I've always had trouble understanding my emotions. When I was a kid my mum would explain my emotions to me and try to rationalize them for me. In middle school I didn't really have friends, and then in highschool I had one good friend who I frequently asked questions like "what does it mean to have a crush" etc, followed by an onslaught of friends, followed by self esteem issues and burnout.
In highschool I started doing things to fit in. I read fewer books and did all the things I thought would help me fit in. My mum taught me how to make friends (ask people questions and let them talk, give them compliments, etc.) And I absorbed the personality of this other kid I started talking to. Now I finally had the friends I wanted throughout my childhood. I did all the things my mum taught me and learnt more about social interaction, mirrored the speech and behavior of other kids I met. Soon I started getting paranoid. Every day became a performance and everyone I met a possible critic. This paranoia spread into even my closest relationships. By now people had started dating. All foundation of all the social and emotional scripts I had learnt was torn down and replaced with hormones and teenagers who were feeling and recognizing emotions I couldn't begin to. It didn't help that all my attempts at romance failed horribly. I asked out a guy at random and did everything I was supposed to, then I felt physically revolted and out of control after the first date. I tried this with three guys, it was the same everytime. I figured I might be gay so I tried dating girls but they would expect too much emotionally and I ran away again (twice). [Update I "came out" to people so that also came with it's own trauma, mom was disgusted with me blah blah]. Anyway dating wasn't for me, figures. But I had to date right? People kept telling me I would find someone, they must have a reason. I didn't understand people anymore I didn't know what they wanted, and I had to so they would like me. I couldn't be alone again. I kept pleasing people, obsessing over my own image, what I said, how people perceived me, till I graduated and lockdown happened, and my mental health hit an all time low. I was burnt out emotionally and socially and I cut off all contact with friends and spent most of my time in my room. Slowly I worked on my mental health, I analyzed and analyzed and analyzed myself till I could analyze no more and it got better.

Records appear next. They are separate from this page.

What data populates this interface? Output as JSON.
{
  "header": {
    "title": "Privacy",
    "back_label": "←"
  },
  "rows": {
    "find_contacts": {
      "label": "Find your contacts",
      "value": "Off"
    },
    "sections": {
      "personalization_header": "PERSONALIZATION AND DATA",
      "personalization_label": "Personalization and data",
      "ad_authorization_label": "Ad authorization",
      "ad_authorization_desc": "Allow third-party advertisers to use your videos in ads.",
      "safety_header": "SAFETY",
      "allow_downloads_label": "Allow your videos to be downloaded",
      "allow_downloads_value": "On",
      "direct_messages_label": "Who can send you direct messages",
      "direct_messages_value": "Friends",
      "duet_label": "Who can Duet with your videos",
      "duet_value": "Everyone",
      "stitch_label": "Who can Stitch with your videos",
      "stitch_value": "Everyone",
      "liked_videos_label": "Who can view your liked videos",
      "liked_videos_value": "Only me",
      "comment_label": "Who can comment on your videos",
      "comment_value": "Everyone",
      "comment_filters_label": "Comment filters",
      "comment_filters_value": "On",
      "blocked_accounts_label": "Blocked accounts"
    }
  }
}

Now I've realised I might be autistic and have alexithmia and have been mking up by masking in social situations. But now that I've come to these realizations I've hit a wall. Where do I go from here? What do I do? Have I become the mask? I started masking so much that it had spread to things I used to like, hobbies and interests. I couldn't do anything anymore but perform. I have lived for other people's approval for so many years. How do I figure out what I want now? How do I stop craving other peoples' approval? How do I stop feeling selfish? How do I stop feeling ashamed for not feeling emotions the way other people do?